Last week, 2 parents in Massachusetts were charged in relation to a large social gathering of teens at their home.

The party involved underage minors drinking in the parents’ basement, in violation of social distancing and gathering guidelines.

As a result of the party, the local high school had to delay their opening while party-goers underwent a 14-day quarantine.
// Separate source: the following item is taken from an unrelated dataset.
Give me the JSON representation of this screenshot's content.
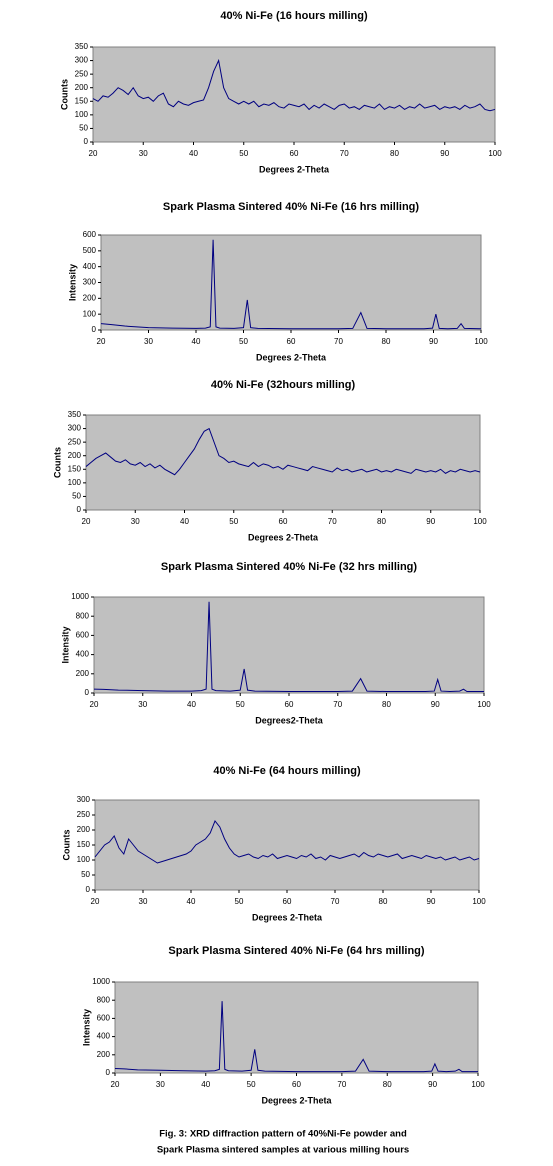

What crimes are the couple facing, and could Parents in Nevada face similar charges? Here to discuss the matter is attorney Matt Hoffmann with Battle Born Injury Lawyers.

Thanks, etc.

  1. Let’s start with the Massachusetts couple. What criminal charges are the facing as a result of allowing this party to occur?
  • This story is a classic case of “burying the lead.”
  • The “HEADLINE” is that the parents allowed a huge party to take place in their basement, in violation of State mandates on gathering sizes and mask wearing.
  • But what the parents are being charged with has nothing to do with COVID-19 restrictions.
  • Instead, the parents are being charged with Hosting a party involving underage drinking.
    • “Social Host” liability.
  • So the parents are NOT being charged with any crimes based upon violation of COVID-19 restrictions.
  • HOWEVER, they could face civil liability due to the outcome from hosting the party.
  • This would include liability to any party-goers who attended and who get sick.
  • But the bigger issue is the expenses incurred by the local high school, which was forced to close for 14 days in order for attendees – not all of whom are known – to quarantine.
  • So these parents could face civil liability, and at least any minors who became ill could bring claims against the parents’ Homeowner’s Policies.
  • The school district could also make a claim against the homeowner’s policy, although I think that is unlikely.
  1. If this same scenario occurred here, in Nevada, would the outcome be the same?
  • Well, for one, we know from recent activities that fines can be levied against businesses that violate gathering size limits.
  • But I’m unaware of any Emergency Declaration banning homeowners from having large gatherings at their homes.
  • And such a ban would be vastly different than a business, where the State and Local Governments have authority over businesses by way of their licenses.
  • So I think if the same situation happened here in Nevada, we could see a similar criminal action, based upon parents providing alcohol to minors.
  • Nevada generally forbids criminal or civil liability for overserving (Dram Shop Laws), but there is a clear exception when the person being furnished alcohol is a minor.
  • As to civil liability, a Homeowner would face similar potential liability as the homeowners in Massachusetts, but the most glaring difference would be the fact our Public schools are closed, so there would be no need for students to quarantine for 14 days.
  • But if the minors all attended a private school, there could, possibly, be a potential claim against the parents. But just like in Massachusetts I don’t think it would be likely.